Ce contrôle prend au quotidien la forme d’un « interventionnisme politique » dont parle Alou (2001: 72) pour désigner les initiatives concrètes que le gouvernement entreprend dans ce sens. De son point de vue, une de ces initiatives concerne l’affectation des magistrats par laquelle l’exécutif s’assure d’avoir des proches ou des fidèles à des postes stratégiques de l’appareil judiciaire. Une fois cette étape de vassalisation de la justice franchie, des obstructions peuvent être posées facilement au travail des juges, notamment dans le traitement des dossiers jugés brulants. Selon l’auteur, celles-ci relèvent de la responsabilité personnelle du ministre de la Justice qui, face à de tels dossiers, prend alors attache avec les magistrats préalablement promus au sommet de la hiérarchie judiciaire de manière à ce qu’ils interviennent auprès de leurs collègues en charge du dossier en cause pour infléchir leur verdict. D’après Ngimbog (2002), ceux-ci de leur côté ne pourront faire autrement que de se montrer complaisant en exécutant, sans état d’âme, les consignes du ministre dans la mesure où cela leur facilite en retour des promotions que l’auteur qualifie de « prime à la fidélité et au clientélisme politique » (p. 304). Dans ces conditions, relève-t- il, on ne pourra s’étonner que des procédures dans lesquelles les pouvoirs politiques et leurs alliés sont impliqués restent le plus souvent lettre morte, mettant la justice au service des puissants et faisant ainsi de la légalité un principe constitutionnel sans saveur pratique dans ces États.

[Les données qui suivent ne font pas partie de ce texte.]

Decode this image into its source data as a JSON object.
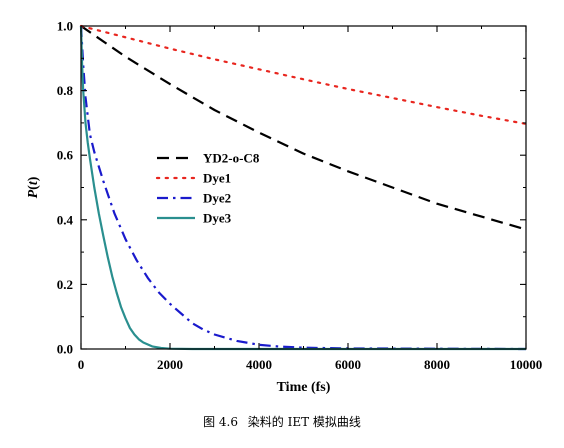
{
  "chart_data": {
    "type": "line",
    "xlabel": "Time (fs)",
    "ylabel_main": "P",
    "ylabel_var": "t",
    "xlim": [
      0,
      10000
    ],
    "ylim": [
      0,
      1.0
    ],
    "xticks": [
      0,
      2000,
      4000,
      6000,
      8000,
      10000
    ],
    "yticks": [
      0.0,
      0.2,
      0.4,
      0.6,
      0.8,
      1.0
    ],
    "xtick_labels": [
      "0",
      "2000",
      "4000",
      "6000",
      "8000",
      "10000"
    ],
    "ytick_labels": [
      "0.0",
      "0.2",
      "0.4",
      "0.6",
      "0.8",
      "1.0"
    ],
    "grid": false,
    "legend_position": "middle-left",
    "series": [
      {
        "name": "YD2-o-C8",
        "color": "#000000",
        "style": "dashed",
        "x": [
          0,
          1000,
          2000,
          3000,
          4000,
          5000,
          6000,
          7000,
          8000,
          9000,
          10000
        ],
        "y": [
          1.0,
          0.905,
          0.82,
          0.74,
          0.67,
          0.605,
          0.55,
          0.5,
          0.45,
          0.41,
          0.37
        ]
      },
      {
        "name": "Dye1",
        "color": "#e8261f",
        "style": "dotted",
        "x": [
          0,
          1000,
          2000,
          3000,
          4000,
          5000,
          6000,
          7000,
          8000,
          9000,
          10000
        ],
        "y": [
          1.0,
          0.965,
          0.93,
          0.897,
          0.866,
          0.835,
          0.805,
          0.777,
          0.749,
          0.722,
          0.697
        ]
      },
      {
        "name": "Dye2",
        "color": "#1a1acc",
        "style": "dashdot",
        "x": [
          0,
          50,
          100,
          200,
          300,
          500,
          750,
          1000,
          1250,
          1500,
          1750,
          2000,
          2250,
          2500,
          2750,
          3000,
          3500,
          4000,
          4500,
          5000,
          6000,
          8000,
          10000
        ],
        "y": [
          1.0,
          0.88,
          0.78,
          0.665,
          0.61,
          0.52,
          0.42,
          0.34,
          0.275,
          0.22,
          0.175,
          0.14,
          0.11,
          0.08,
          0.06,
          0.045,
          0.025,
          0.013,
          0.007,
          0.004,
          0.002,
          0.001,
          0.0
        ]
      },
      {
        "name": "Dye3",
        "color": "#2a8f8f",
        "style": "solid",
        "x": [
          0,
          25,
          50,
          100,
          150,
          200,
          300,
          400,
          500,
          600,
          700,
          800,
          900,
          1000,
          1100,
          1200,
          1300,
          1400,
          1600,
          1800,
          2000,
          2500,
          3000,
          5000,
          10000
        ],
        "y": [
          1.0,
          0.88,
          0.8,
          0.7,
          0.64,
          0.59,
          0.5,
          0.42,
          0.35,
          0.285,
          0.225,
          0.175,
          0.13,
          0.095,
          0.065,
          0.045,
          0.03,
          0.02,
          0.008,
          0.003,
          0.001,
          0.0,
          0.0,
          0.0,
          0.0
        ]
      }
    ]
  },
  "caption": {
    "figure_number": "图 4.6",
    "text": "染料的 IET 模拟曲线"
  }
}
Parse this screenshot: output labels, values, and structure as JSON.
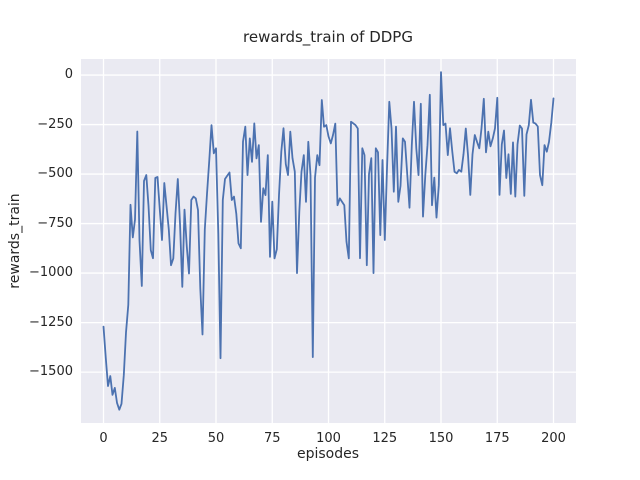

Il convient toutefois de souligner que l’interventionnisme politique n’est pas l’unique cause à l’origine du manque d’indépendance de la justice dans les pays noirs africains. Cet état de fait découle également des pratiques contraires à l’éthique professionnelle auxquelles se livrent les magistrats eux-mêmes. Il en est ainsi de la corruption par laquelle ils échangent les décisions de justice contre des récompenses financières, cultivant ainsi, non pas les valeurs démocratiques comme l’égalité et la légalité, mais plutôt, et aussi paradoxal que cela puisse paraitre, l’arbitraire et les passe-droits. À ce propos, Alou (2001) souligne que différentes décisions comme l’affection des prévenus dans les quartiers de la prison, le classement des affaires sans suite, les remises de peine ou la liberté provisoire sont au cœur des « transactions marchandes » (p. 68) entre les magistrats et les justiciables dans les

tribunaux. Il en est de même, selon lui, des actes judiciaires comme les extraits de casiers judiciaires, les jugements supplétifs et les certificats de nationalité, leur établissement étant conditionné par des rétributions financières réclamées aux usagés. À son avis, s’ajoutent à ce type de corruption les services que les magistrats rendent à leurs nombreux « parents » en prenant certaines décisions en leur faveur, non pas en se référant à la loi, mais plutôt en se basant sur les liens de solidarité claniques qui les rapprochent. Comme on peut le voir, la justice s’exerce ainsi dans ces pays au profit des personnes nanties, lesquelles bénéficient alors d’une certaine impunité contrairement aux citoyens des classes sociales défavorisées qui ne disposent pas de ressources pouvant leur permettre « d’acheter » les décisions de justice.